Let’s assume, as I do based upon the science presented here and in earlier work, that bees do not feel pain. What, if anything, does this mean for practical beekeeping.
Practical beekeeping
It certainly does not mean we should not attempt to conduct hive manipulations in a slow, gentle and controlled manner. Just because rolled bees are not hurting, or crushed bees are not feeling pain, doesn’t give us carte blanche to be heavy handed.
One of the nociceptive responses is the production of alarm pheromones (sting and mandibular) which are part of the defensive response. Alarm pheromones agitate the hive and make the colony aggressive, much more likely to sting and much more difficult to inspect carefully.
So we should conduct inspections carefully, not because we are hurting the bees, but because they might hurt us.

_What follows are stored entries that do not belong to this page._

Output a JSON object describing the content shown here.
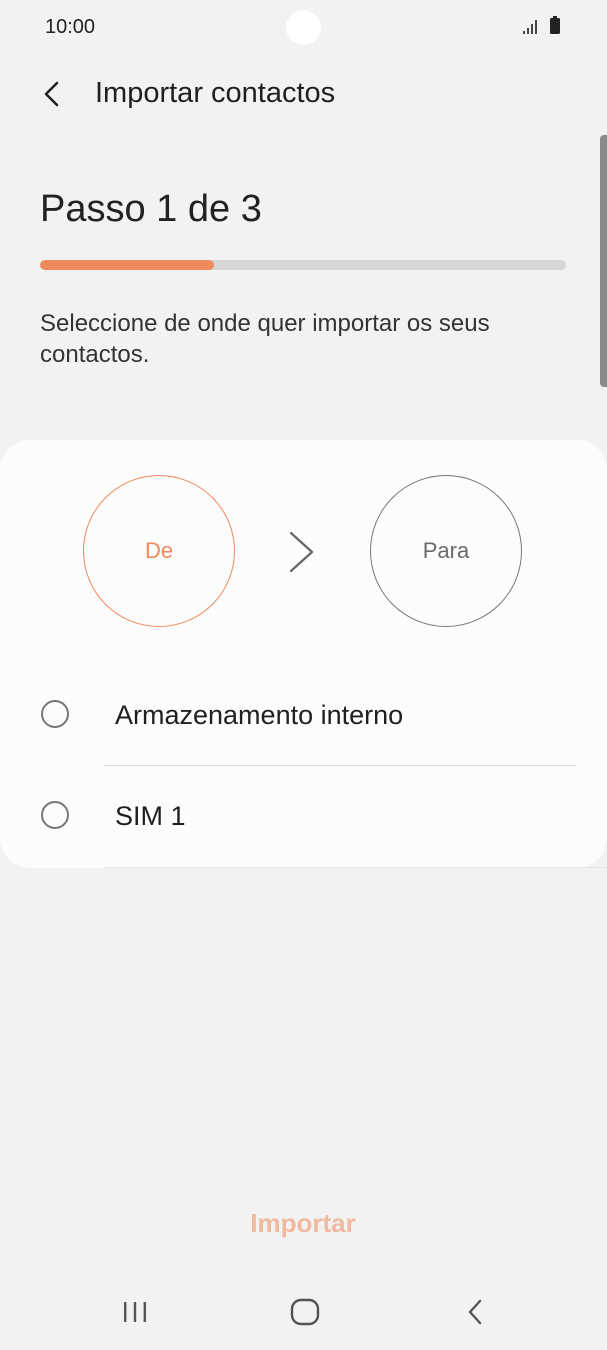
{
  "status_bar": {
    "time": "10:00",
    "icons": [
      "signal-icon",
      "battery-icon"
    ]
  },
  "header": {
    "title": "Importar contactos",
    "back_icon": "chevron-left-icon"
  },
  "step": {
    "title": "Passo 1 de 3",
    "progress_fraction": 0.33
  },
  "instruction": "Seleccione de onde quer importar os seus contactos.",
  "transfer": {
    "from_label": "De",
    "to_label": "Para",
    "arrow_icon": "chevron-right-icon"
  },
  "options": [
    {
      "label": "Armazenamento interno",
      "selected": false
    },
    {
      "label": "SIM 1",
      "selected": false
    }
  ],
  "import_button": {
    "label": "Importar",
    "enabled": false
  },
  "colors": {
    "accent": "#ef8a5d",
    "accent_disabled": "#f0b9a0",
    "background": "#f2f2f2",
    "card": "#fcfcfc"
  },
  "nav_bar": {
    "icons": [
      "recents-icon",
      "home-icon",
      "back-icon"
    ]
  }
}
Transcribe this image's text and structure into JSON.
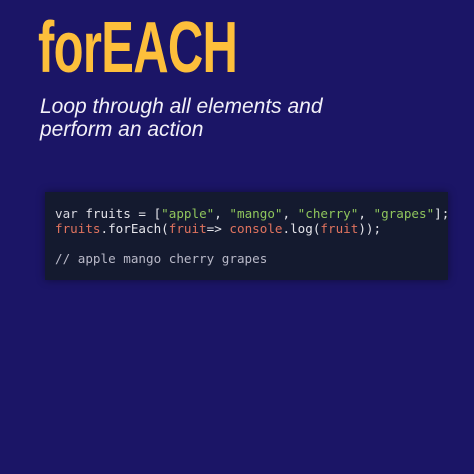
{
  "title": "forEACH",
  "subtitle": "Loop through all elements and perform an action",
  "code": {
    "line1": [
      {
        "t": "var",
        "c": "kw"
      },
      {
        "t": " fruits = [",
        "c": ""
      },
      {
        "t": "\"apple\"",
        "c": "str"
      },
      {
        "t": ", ",
        "c": ""
      },
      {
        "t": "\"mango\"",
        "c": "str"
      },
      {
        "t": ", ",
        "c": ""
      },
      {
        "t": "\"cherry\"",
        "c": "str"
      },
      {
        "t": ", ",
        "c": ""
      },
      {
        "t": "\"grapes\"",
        "c": "str"
      },
      {
        "t": "];",
        "c": ""
      }
    ],
    "line2": [
      {
        "t": "fruits",
        "c": "var"
      },
      {
        "t": ".forEach(",
        "c": ""
      },
      {
        "t": "fruit",
        "c": "var"
      },
      {
        "t": "=> ",
        "c": ""
      },
      {
        "t": "console",
        "c": "var"
      },
      {
        "t": ".log(",
        "c": ""
      },
      {
        "t": "fruit",
        "c": "var"
      },
      {
        "t": "));",
        "c": ""
      }
    ],
    "comment": "// apple mango cherry grapes"
  },
  "colors": {
    "background": "#1b1566",
    "title": "#fdbf3b",
    "code_bg": "#141a2f",
    "string": "#8fc55c",
    "variable": "#e0735e"
  }
}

But there are other reasons that care is needed as well. Crushed bees are a potential source of disease in the hive. One reason undertaker bees remove the corpses is to remove the likelihood of disease spreading in the hive. If bees are crushed the heady mix of viruses, bacteria and Nosema they contain are smeared around all over the place, putting other hive members at risk.
And, as we’re all learning at the moment, good hygiene can be a life-saver.
Colophon
This is the first post written under ‘lockdown’. It’s a little bit later than usual as it has had to travel a v e r y l o n g way along the fibre to ‘the internet’. It’s going to be a very different beekeeping season to anything that has gone before.
At least spring is on the way …
{{1}}: Some of these studies have been done with molluscs which have no ‘brain’ in the way we would normally define that organ.
{{2}}: Assuming the foods are equally palatable, which is why you need controls.
{{3}}: Note that this does not demonstrate that bees feel pain. It just demonstrates that they feel. The nociceptive response can be measured using electrophysiological methods and shown to be reduced in the presence of morphine – there may be no behavioural response associated with the nociceptive response.
{{4}}: Which interestingly originated in the 17th Century as More than one way to kill a dog than hanging. Both dogs and cats have an acute awareness of pain.
{{5}}: In the same way that we would repeatedly rub a sore knee.
{{6}}: Tan, K. et al. (2013) Fearful foragers: honey bees tune colony and individual foraging to multi-predator presence and food quality. PLoS One 8, e75841 … this probably deserves a post of its own, there are other examples in different bee species as well.